Part 2.13 Another instance of Goya’s ability to reveal the truth about the human condition
What follows in the remaining sections of Part 2 are further examples of how fearful of the truth of our horrifically soul-corrupted condition the human race has been, and as a result, how determinedly we have presented a human-condition-denying representation of ourselves. And also how honest and exposing of all that dishonesty a very rare few people in history have been—like Sir Laurens van der Post, Plato, Nikolai Berdyaev, R.D. Laing, Michael Leunig, Francis Bacon, Edvard Munch, Francisco Goya, Vincent van Gogh, William Blake, Bob Dylan, and the other presenters of honest representations of the human condition that are included in this book.
To refer to Goya again (see paragraph 187), in addition to his etching The sleep of reason brings forth monsters, he also painted two contrasting representations of a famous festival in Spain, one denying the human condition and the other revealing it. The esteemed Australian TIME magazine art critic, Robert Hughes, described these pictures in his 2002 documentary Goya: Crazy Like A Genius: ‘There are two paintings of the same subject…[They are of] a big religious festival, that of St. Isidro. On that day thousands of citizens, in their Sunday best, converged on a pilgrimage chapel outside Madrid and had a picnic.’ In the first representation titled ‘St. Isidro’s Meadow’ [below], Hughes said, ‘the girls are in their white parasols, the men in their finery, the scene is of social pleasure and jollity’.

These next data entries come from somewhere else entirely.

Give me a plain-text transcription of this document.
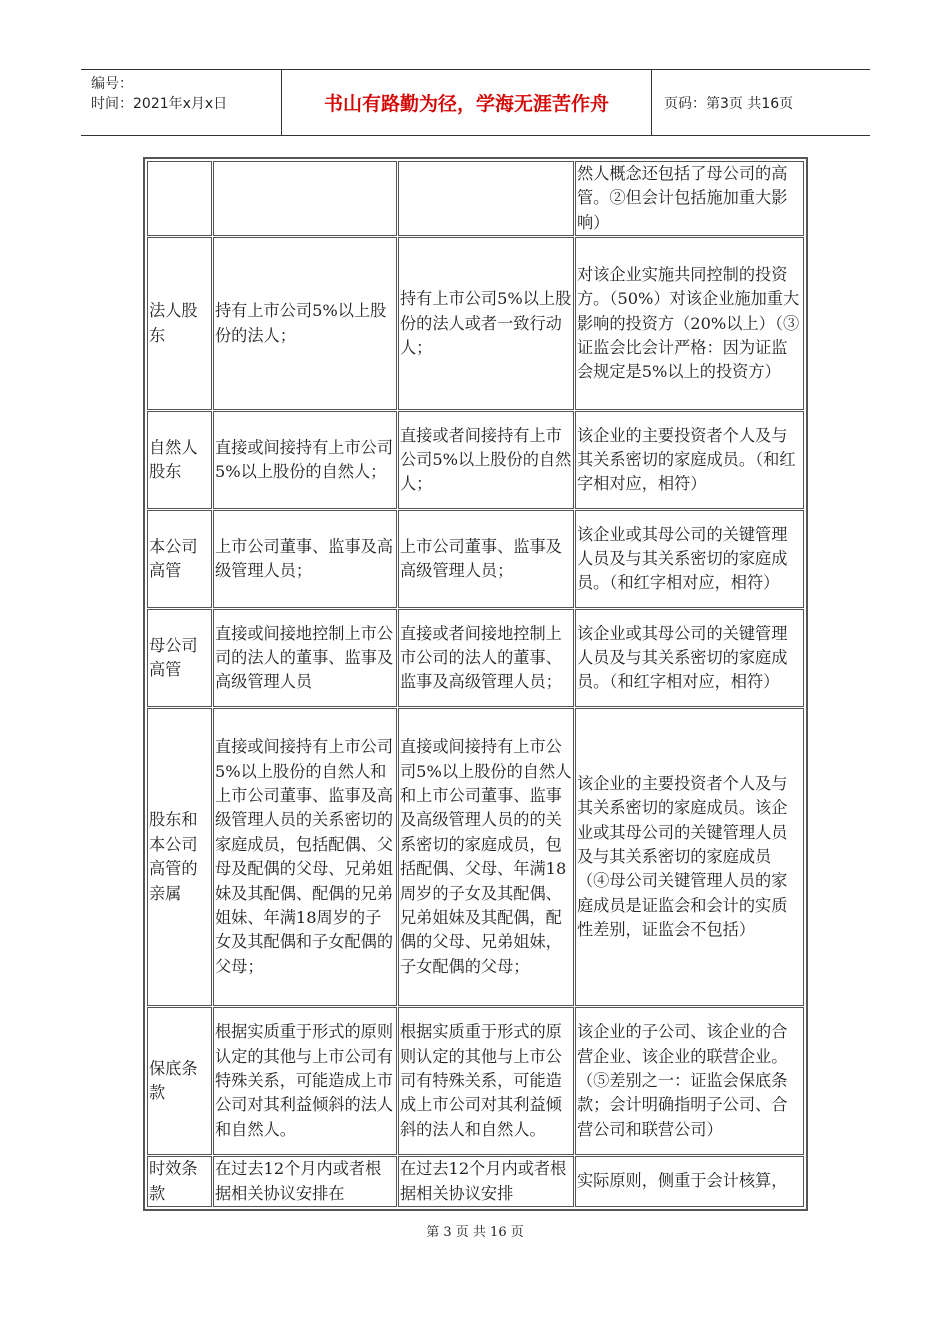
编号：
时间：2021年x月x日	书山有路勤为径，学海无涯苦作舟	页码：第3页 共16页
			然人概念还包括了母公司的高管。②但会计包括施加重大影响）
法人股东	持有上市公司5%以上股份的法人；	持有上市公司5%以上股份的法人或者一致行动人；	对该企业实施共同控制的投资方。（50%）对该企业施加重大影响的投资方（20%以上）（③证监会比会计严格：因为证监会规定是5%以上的投资方）
自然人股东	直接或间接持有上市公司5%以上股份的自然人；	直接或者间接持有上市公司5%以上股份的自然人；	该企业的主要投资者个人及与其关系密切的家庭成员。（和红字相对应，相符）
本公司高管	上市公司董事、监事及高级管理人员；	上市公司董事、监事及高级管理人员；	该企业或其母公司的关键管理人员及与其关系密切的家庭成员。（和红字相对应，相符）
母公司高管	直接或间接地控制上市公司的法人的董事、监事及高级管理人员	直接或者间接地控制上市公司的法人的董事、监事及高级管理人员；	该企业或其母公司的关键管理人员及与其关系密切的家庭成员。（和红字相对应，相符）
股东和本公司高管的亲属	直接或间接持有上市公司5%以上股份的自然人和上市公司董事、监事及高级管理人员的关系密切的家庭成员，包括配偶、父母及配偶的父母、兄弟姐妹及其配偶、配偶的兄弟姐妹、年满18周岁的子女及其配偶和子女配偶的父母；	直接或间接持有上市公司5%以上股份的自然人和上市公司董事、监事及高级管理人员的的关系密切的家庭成员，包括配偶、父母、年满18周岁的子女及其配偶、兄弟姐妹及其配偶，配偶的父母、兄弟姐妹，子女配偶的父母；	该企业的主要投资者个人及与其关系密切的家庭成员。该企业或其母公司的关键管理人员及与其关系密切的家庭成员（④母公司关键管理人员的家庭成员是证监会和会计的实质性差别，证监会不包括）
保底条款	根据实质重于形式的原则认定的其他与上市公司有特殊关系，可能造成上市公司对其利益倾斜的法人和自然人。	根据实质重于形式的原则认定的其他与上市公司有特殊关系，可能造成上市公司对其利益倾斜的法人和自然人。	该企业的子公司、该企业的合营企业、该企业的联营企业。（⑤差别之一：证监会保底条款；会计明确指明子公司、合营公司和联营公司）
时效条款	在过去12个月内或者根据相关协议安排在	在过去12个月内或者根据相关协议安排	实际原则，侧重于会计核算，
第 3 页 共 16 页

Then, according to Hughes, ‘Thirty years later Goya returned to the same theme. In this picture [below, titled]…The Pilgrimage of St. Isidro, instead of these happy fashionable well-dressed young people, you have this horrible snake of…dark figures…like demons crawling across an ash heap. The faces are…of madmen and hysterics…The whole picture is deeply threatening’.

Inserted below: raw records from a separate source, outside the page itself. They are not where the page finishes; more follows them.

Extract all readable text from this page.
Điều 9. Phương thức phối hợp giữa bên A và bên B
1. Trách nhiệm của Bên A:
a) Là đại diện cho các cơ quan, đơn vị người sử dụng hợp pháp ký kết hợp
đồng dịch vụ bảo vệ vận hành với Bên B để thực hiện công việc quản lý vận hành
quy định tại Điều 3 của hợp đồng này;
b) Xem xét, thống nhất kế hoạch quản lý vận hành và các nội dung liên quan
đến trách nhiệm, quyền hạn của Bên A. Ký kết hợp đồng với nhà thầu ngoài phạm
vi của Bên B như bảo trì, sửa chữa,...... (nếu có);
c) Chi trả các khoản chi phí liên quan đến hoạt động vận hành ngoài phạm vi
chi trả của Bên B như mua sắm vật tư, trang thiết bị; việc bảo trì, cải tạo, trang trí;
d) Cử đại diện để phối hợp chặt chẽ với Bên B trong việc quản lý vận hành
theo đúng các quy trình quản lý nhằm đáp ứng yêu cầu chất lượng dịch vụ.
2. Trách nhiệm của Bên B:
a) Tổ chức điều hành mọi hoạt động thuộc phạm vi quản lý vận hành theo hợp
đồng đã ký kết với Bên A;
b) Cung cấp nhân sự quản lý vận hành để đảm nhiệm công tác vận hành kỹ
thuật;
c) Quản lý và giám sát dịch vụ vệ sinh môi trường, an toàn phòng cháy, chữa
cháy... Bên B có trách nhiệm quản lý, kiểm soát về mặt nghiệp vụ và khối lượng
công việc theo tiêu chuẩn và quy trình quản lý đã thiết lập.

While Hughes wasn’t sound and secure enough to go beyond saying ‘The faces are…of madmen and hysterics’ and recognise that Goya was depicting the horrifically soul-corrupted state of our human condition, Goya clearly knew humanity was living a completely fraudulent, human-condition-denying, escapist, deluded existence. Accompanying his etching, Capricho 6, he even wrote that ‘The world is a masquerade. Looks, dress and voice, everything is only pretension. Everyone wants to appear to be what he is not. Everyone is deceiving, and no one ever knows himself.’ So Goya was an extremely bold, human-condition-confronting, prophetic, truthful thinker.